In February 2014, five judges at the Court of Appeal found the Strasbourg court was incorrect in concluding that the law of England and Wales never allowed whole-life orders to be reduced because the Secretary of State could reduce such orders in "exceptional circumstances", and that all "whole-life" prisoners would be entitled to a review of their sentence within 25 years of being sentenced. The whole-life order in the United Kingdom is therefore in fact not really life imprisonment without parole, but it is close to it. Lord Chief Justice Lord Thomas said whole life orders were compatible with the European Convention on Human Rights (ECHR) in the most appalling cases of murder. Thomas said further, "Judges should therefore continue as they have done to impose whole-life orders in those rare and exceptional cases. ... In our judgment the law of England and Wales therefore does provide to an offender 'hope' or the 'possibility' of release in exceptional circumstances which render the just punishment originally imposed no longer justifiable." Barrister Edward Fitzgerald said that whole-life prisoners since 2014 "are in a sort of limbo. In legal theory they have the right to a review after say 25 or 30 years in the light of their progress. But in actual practice there is no recognition of this fact in any policy statement by the Secretary for Justice and no real means of knowing what it is they must do to win release even after decades in custody".

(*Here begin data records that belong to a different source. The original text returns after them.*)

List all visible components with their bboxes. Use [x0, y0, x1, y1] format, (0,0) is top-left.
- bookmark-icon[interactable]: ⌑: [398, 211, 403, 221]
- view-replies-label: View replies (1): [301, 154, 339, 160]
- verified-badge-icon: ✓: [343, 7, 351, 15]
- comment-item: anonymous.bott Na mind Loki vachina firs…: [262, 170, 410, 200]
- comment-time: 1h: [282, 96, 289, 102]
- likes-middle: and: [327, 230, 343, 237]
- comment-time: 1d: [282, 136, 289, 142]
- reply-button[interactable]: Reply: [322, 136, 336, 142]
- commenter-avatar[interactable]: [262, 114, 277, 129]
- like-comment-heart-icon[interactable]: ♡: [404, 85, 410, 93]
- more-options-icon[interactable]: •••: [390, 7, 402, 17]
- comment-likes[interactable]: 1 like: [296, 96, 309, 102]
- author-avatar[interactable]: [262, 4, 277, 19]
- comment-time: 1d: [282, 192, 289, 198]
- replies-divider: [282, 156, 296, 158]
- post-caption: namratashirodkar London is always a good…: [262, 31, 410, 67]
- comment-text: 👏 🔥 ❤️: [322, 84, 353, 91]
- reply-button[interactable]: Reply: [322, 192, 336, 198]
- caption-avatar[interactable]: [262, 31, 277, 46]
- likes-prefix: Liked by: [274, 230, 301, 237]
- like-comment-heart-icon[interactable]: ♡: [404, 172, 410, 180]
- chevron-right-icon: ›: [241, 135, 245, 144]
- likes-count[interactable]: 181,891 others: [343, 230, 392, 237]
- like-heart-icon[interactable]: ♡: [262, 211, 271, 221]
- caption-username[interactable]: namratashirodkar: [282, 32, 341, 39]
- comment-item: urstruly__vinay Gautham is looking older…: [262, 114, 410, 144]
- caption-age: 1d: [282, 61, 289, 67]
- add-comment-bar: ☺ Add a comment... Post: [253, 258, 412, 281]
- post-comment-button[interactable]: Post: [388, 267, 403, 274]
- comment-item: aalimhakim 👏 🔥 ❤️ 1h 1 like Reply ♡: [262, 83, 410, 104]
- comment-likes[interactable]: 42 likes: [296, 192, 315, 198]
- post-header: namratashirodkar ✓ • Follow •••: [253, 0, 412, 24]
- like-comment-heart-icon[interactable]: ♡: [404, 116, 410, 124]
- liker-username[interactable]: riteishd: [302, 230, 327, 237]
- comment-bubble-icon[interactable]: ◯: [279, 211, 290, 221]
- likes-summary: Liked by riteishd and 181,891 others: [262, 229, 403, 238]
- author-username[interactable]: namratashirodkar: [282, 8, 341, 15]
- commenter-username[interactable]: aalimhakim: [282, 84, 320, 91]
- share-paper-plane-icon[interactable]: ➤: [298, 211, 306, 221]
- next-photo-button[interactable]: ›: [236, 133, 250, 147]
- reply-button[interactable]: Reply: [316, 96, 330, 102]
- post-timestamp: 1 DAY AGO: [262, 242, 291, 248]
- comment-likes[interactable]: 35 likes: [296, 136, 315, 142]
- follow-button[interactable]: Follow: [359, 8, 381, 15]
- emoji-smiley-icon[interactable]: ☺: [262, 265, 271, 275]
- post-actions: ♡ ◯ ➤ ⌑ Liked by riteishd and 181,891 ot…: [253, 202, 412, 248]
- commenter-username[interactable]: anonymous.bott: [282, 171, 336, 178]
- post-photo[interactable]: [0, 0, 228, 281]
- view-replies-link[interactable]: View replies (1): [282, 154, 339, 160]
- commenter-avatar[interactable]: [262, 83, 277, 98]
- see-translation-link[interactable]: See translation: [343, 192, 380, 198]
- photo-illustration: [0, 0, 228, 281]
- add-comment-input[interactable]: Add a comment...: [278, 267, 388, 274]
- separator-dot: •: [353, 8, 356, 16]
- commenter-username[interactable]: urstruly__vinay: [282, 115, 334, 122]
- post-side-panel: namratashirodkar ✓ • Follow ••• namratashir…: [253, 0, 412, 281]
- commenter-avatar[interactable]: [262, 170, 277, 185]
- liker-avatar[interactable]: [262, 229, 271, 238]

In February 2015, the ECtHR upheld the lawfulness of whole-life orders, on the ground that they can be reviewed in exceptional circumstances, following a fresh challenge by murderer Arthur Hutchinson, who had been sentenced to life imprisonment for a triple murder in Sheffield more than 30 years earlier. Another legal challenge to the court by Hutchinson was rejected in January 2017. By this stage, there were believed to be more than 70 prisoners in England and Wales serving whole-life sentences.